Call them red lines, lines in the sand, or the Rubicon, the Fed crossed them all. If you considered the difficulty of shrinking a $4 trillion balance sheet without raising rates, think about it at $7 trillion. The 2020 deficit was a record $3.1 trillion and the Fed financed most of it. With another $900 billion relief act underway, 2021 will likely see another staggering deficit and the Fed has made clear they will fund that as well.
The Value of Independence
The primary objective of the Federal Reserve is to keep inflation and employment stable. The more the Fed can conduct monetary policy based exclusively on economics rather than political forces, more credibility will accrue behind their policies. Credibility leads to conditions of trust, where mere words from economic policymakers can impact inflationary expectations. Self-reinforced independence also limits any inclination to publicly opine on matters outside their responsibility.
It’s Not the First Time
From 1942 to 1951, the Federal Reserve was far more accountable to elected officials, and far more removed from private financial interests, primarily due to the costs associated with fighting World War II. As the Fed would later describe the division of duties, the amount of government spending was properly determined by Congress, it was the Treasury’s responsibility to determine the rate of interest it would pay to borrow and the Fed’s duty was to purchase government securities. In short, the Fed did as instructed. It shouldn’t surprise then that inflation from 1941 to 1952 averaged 5.9% annually.
What it Means Now
Reduced independence is reflected in Fed leadership taking a more expansive view of their mission, commenting on climate change, racial equity, income inequality and other social issues that monetary policy is wholly ill-suited to address. Fiscal and social policy are matters best left to democratically elected leaders and their institutions to set the nation’s agenda. As the Fed wades into these waters they will find themselves buffeted by one side or the other. Even now, some officials want the Fed to do more, viewing the attention given to social matters as but a first step. Others have worked to restrict the Fed to ensure the role it played during the pandemic does not outlast the crisis.

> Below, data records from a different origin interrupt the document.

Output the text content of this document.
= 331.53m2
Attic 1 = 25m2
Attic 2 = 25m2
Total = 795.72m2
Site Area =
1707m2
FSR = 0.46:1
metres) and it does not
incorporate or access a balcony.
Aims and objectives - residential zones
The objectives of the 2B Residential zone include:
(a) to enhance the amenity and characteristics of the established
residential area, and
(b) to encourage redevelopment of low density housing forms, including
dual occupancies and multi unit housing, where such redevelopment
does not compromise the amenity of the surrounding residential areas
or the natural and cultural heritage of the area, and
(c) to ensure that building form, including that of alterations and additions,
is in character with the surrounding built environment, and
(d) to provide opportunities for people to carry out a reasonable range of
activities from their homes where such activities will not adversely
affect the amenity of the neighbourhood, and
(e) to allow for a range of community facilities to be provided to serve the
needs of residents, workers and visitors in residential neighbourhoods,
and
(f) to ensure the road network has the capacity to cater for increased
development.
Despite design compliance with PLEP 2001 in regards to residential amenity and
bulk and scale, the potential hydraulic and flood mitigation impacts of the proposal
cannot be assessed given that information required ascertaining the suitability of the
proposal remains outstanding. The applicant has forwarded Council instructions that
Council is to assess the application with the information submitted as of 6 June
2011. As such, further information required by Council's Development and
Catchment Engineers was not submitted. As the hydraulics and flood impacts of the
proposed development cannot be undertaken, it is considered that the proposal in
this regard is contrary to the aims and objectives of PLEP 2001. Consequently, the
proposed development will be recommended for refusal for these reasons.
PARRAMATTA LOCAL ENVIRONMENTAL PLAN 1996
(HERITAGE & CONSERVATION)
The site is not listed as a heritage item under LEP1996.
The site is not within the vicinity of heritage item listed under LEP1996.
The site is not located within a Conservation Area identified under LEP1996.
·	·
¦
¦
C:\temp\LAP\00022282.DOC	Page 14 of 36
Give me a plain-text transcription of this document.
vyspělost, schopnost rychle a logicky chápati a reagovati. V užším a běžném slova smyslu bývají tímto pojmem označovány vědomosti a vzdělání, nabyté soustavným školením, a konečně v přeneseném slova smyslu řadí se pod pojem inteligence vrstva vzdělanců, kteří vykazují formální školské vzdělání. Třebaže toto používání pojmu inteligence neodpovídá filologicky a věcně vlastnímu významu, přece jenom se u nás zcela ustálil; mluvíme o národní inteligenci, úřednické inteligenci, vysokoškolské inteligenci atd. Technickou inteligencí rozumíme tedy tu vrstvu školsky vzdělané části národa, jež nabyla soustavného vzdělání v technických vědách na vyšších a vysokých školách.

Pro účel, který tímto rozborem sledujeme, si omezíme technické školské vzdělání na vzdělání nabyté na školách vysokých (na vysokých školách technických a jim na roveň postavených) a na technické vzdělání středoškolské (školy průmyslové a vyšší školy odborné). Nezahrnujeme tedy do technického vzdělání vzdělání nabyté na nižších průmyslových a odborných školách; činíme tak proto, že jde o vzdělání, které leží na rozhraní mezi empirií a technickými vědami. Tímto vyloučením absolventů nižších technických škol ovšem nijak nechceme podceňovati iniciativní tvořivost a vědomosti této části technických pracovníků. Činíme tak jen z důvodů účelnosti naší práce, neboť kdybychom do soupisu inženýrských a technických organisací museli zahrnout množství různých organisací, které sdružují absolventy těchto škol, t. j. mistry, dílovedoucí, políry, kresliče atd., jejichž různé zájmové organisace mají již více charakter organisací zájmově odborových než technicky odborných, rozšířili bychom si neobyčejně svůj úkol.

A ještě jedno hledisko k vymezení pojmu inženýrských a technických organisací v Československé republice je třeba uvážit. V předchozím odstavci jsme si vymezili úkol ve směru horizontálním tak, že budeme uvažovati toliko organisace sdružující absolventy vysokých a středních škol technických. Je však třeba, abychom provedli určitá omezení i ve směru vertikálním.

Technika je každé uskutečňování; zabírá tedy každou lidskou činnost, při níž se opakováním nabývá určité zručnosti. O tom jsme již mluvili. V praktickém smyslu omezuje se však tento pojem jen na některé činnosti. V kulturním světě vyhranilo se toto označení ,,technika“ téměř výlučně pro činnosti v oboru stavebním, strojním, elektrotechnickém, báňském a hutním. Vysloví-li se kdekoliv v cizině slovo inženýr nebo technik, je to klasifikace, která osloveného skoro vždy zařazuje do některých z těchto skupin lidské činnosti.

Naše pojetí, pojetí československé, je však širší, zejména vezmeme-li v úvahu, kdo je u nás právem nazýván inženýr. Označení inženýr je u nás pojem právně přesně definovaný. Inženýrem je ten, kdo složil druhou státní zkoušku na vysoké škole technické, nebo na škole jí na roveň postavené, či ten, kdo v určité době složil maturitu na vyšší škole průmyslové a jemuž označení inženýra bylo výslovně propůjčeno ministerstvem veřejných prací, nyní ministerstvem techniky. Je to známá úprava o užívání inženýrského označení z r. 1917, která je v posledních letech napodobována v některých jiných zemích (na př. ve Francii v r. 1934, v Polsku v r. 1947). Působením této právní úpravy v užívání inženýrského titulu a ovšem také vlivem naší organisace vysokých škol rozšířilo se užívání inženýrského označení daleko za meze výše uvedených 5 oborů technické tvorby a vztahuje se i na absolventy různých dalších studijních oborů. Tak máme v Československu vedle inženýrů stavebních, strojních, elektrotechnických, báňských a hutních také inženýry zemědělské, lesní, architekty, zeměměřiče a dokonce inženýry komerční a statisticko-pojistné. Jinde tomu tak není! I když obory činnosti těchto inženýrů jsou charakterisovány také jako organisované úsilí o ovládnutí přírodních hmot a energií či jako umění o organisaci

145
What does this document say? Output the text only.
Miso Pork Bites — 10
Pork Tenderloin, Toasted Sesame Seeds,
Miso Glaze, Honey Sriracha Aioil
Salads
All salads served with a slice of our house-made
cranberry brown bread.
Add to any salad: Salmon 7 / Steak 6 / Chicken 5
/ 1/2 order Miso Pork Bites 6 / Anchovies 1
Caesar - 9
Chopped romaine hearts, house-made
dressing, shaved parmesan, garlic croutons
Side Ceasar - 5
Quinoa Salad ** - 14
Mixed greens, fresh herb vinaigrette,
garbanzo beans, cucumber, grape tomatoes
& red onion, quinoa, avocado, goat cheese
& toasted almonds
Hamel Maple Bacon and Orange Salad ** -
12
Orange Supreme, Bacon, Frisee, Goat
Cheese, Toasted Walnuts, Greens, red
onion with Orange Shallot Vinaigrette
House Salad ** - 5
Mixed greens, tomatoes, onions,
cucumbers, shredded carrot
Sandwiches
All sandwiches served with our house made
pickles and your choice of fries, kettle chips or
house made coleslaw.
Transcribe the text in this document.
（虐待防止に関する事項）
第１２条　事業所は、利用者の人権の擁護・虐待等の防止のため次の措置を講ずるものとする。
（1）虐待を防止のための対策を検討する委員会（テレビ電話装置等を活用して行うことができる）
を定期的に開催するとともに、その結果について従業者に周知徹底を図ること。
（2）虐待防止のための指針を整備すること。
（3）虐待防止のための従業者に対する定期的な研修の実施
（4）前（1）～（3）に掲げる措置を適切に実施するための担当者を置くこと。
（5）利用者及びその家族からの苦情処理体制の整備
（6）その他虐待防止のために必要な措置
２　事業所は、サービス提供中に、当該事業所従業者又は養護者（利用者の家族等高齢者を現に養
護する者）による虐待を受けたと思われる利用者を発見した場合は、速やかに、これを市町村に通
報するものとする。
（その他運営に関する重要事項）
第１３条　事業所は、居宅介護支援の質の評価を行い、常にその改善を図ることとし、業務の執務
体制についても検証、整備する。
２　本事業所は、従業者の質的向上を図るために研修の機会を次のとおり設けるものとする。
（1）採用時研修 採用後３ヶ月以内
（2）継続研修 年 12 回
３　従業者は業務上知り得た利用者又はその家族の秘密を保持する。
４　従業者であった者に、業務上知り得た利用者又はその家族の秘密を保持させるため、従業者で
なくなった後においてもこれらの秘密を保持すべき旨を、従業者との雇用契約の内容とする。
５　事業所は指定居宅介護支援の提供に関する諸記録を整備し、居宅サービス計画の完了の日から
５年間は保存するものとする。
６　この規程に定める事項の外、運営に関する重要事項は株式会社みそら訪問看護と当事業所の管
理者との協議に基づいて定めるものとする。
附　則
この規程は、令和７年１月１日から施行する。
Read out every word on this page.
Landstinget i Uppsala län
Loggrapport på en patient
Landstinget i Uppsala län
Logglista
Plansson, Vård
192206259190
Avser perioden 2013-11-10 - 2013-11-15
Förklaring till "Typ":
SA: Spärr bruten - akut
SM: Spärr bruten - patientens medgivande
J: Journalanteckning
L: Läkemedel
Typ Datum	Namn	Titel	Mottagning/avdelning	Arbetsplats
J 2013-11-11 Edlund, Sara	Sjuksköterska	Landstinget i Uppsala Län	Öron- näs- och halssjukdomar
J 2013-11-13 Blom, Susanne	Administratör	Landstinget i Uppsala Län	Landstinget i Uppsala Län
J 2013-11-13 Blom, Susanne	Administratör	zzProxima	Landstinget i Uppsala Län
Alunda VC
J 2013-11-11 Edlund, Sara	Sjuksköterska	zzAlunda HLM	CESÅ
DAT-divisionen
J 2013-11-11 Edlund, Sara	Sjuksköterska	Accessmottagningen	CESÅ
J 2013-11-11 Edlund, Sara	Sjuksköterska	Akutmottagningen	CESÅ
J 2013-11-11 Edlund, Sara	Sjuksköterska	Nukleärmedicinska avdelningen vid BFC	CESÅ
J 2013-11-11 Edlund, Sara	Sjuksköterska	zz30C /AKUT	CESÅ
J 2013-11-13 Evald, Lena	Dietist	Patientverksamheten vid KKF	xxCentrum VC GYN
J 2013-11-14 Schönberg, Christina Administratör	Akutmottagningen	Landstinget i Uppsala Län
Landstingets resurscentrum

Fixed income investors must consider more than economic considerations to determine the path of interest rates. The Fed has made clear rates will stay low through 2023 despite expectations that 2021 will see 4% GDP growth. Why else to keep rates low but for the massive level of Treasury borrowings that must be serviced now and into the foreseeable future. At some future point, we will face the bill for all this largess.
Once upon a time the Federal Reserve was an institution that knew the limits of its abilities, making policy based on economic data and staying above the daily back and forth of politics. No longer.